Publié le 6 octobre 2025. L’association Foodwatch dénonce le marketing agressif des produits laitiers destinés aux enfants, les jugeant non sains malgré des allégations trompeuses sur leurs emballages. Ces produits seraient trop gras, trop sucrés, trop salés et ultra-transformés.
- Dix produits laitiers pour enfants, tels que Babybel Mini Rolls, Petits Filous, ou encore Nesquik, sont épinglés par Foodwatch.
- L’association critique le marketing ciblant les enfants avec des emballages ludiques et les parents avec des promesses de bienfaits nutritionnels.
- Foodwatch rappelle que ces aliments ultra-transformés augmentent les risques d’obésité et de maladies chroniques chez les enfants.
L’association Foodwatch a jeté son dévolu, ce lundi 6 octobre, sur une dizaine de produits laitiers commercialisés en rayon frais et destinés aux plus jeunes.
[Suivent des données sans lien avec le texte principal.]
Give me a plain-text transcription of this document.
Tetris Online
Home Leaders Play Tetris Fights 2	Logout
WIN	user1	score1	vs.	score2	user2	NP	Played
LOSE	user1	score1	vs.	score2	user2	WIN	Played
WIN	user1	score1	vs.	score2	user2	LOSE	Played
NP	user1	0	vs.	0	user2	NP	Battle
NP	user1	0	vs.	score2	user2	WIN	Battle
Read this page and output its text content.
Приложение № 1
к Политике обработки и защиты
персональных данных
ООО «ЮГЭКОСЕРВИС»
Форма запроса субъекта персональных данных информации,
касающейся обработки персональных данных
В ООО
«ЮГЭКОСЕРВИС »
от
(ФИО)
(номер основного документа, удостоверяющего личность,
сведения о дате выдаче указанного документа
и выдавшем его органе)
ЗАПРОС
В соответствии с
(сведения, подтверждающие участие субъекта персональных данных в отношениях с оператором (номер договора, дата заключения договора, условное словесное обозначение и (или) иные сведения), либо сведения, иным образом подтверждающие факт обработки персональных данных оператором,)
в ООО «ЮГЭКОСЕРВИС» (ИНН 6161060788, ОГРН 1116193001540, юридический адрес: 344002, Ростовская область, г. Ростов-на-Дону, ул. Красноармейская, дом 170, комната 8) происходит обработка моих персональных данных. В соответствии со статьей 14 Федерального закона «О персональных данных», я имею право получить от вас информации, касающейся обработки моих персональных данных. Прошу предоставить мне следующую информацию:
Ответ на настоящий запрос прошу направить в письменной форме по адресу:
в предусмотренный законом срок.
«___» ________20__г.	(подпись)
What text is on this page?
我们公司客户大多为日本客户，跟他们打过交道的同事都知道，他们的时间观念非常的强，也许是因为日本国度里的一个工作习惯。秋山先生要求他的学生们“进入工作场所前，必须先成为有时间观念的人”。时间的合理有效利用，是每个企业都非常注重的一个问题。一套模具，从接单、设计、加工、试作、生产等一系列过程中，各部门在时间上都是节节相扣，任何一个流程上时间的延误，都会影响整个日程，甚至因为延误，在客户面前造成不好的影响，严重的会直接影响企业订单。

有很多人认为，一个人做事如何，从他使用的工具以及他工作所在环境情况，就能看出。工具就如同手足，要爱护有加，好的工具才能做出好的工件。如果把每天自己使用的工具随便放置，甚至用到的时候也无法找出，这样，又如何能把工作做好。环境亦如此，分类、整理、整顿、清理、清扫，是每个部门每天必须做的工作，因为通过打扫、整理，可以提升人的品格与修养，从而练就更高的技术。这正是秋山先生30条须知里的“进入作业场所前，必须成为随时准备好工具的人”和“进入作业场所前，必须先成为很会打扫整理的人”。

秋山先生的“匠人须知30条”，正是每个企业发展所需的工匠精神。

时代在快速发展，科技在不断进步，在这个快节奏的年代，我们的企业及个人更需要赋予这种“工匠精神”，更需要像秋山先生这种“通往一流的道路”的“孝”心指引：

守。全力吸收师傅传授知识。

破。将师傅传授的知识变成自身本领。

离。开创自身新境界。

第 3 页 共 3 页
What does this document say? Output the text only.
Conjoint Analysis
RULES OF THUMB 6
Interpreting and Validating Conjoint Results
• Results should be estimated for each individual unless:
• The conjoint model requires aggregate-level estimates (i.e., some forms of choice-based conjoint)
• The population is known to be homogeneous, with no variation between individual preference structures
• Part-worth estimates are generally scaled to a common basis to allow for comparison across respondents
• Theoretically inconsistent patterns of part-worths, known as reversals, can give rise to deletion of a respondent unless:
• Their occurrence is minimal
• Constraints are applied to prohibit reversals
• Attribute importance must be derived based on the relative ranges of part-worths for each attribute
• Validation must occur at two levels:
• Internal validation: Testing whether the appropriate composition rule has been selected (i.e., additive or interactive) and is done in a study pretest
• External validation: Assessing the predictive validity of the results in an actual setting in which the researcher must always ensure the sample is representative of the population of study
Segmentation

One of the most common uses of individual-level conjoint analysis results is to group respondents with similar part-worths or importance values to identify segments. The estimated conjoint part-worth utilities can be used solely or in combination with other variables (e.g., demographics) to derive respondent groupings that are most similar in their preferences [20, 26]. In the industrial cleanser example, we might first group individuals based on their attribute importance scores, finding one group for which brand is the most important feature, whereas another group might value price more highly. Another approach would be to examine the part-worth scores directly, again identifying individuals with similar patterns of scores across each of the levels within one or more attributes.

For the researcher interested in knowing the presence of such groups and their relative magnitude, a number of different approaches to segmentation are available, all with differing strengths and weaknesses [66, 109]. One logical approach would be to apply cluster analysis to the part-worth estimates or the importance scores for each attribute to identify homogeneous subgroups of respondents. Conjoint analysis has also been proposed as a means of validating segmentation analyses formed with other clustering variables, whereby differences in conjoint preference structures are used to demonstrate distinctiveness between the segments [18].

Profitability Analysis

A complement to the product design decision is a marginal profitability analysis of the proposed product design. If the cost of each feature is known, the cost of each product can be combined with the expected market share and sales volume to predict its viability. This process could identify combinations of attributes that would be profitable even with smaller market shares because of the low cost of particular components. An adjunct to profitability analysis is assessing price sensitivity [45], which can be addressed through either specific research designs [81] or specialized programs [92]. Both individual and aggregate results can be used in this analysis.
L’organisme de défense des consommateurs s’insurge contre un « marketing racoleur » qui, selon lui, masque des compositions loin d’être idéales pour la santé infantile.
Au cœur des critiques : des emballages conçus pour attirer l’œil des enfants grâce à des mascottes, des personnages de dessins animés ou des jeux. Parallèlement, ils s’adressent aux parents avec des mentions rassurantes comme « calcium et vitamines D pour la croissance des os » ou « sans colorant ni arômes artificiels ». Foodwatch dénonce un ciblage des enfants, en violation des recommandations de l’Organisation mondiale de la Santé (OMS), et un manque de réglementation qui permettrait aux industriels de présenter des produits peu recommandables comme des alliés de la croissance.
Les dix produits dans le viseur sont : Kiri Goûter, Mini Rolls Babybel, Petits Filous, Danonino, gourdes de yaourt Carrefour, P’tite Danette, Nesquik Petit et compagnie, yaourt Smarties et P’tit Louis.
« Ces allégations santé apposées sur des emballages racoleurs masquent le véritable problème de ces produits laitiers destinés aux petits : leur taux de gras, de sucre et/ou de sel est très élevé. Ce sont majoritairement des aliments ultra-transformés. Or on sait désormais que leur consommation augmente le risque d’obésité et de maladies chroniques chez les enfants comme le diabète de type 2, l’hypertension, les cancers ou les maladies cardiovasculaires », alerte Audrey Morice, chargée de campagnes chez Foodwatch.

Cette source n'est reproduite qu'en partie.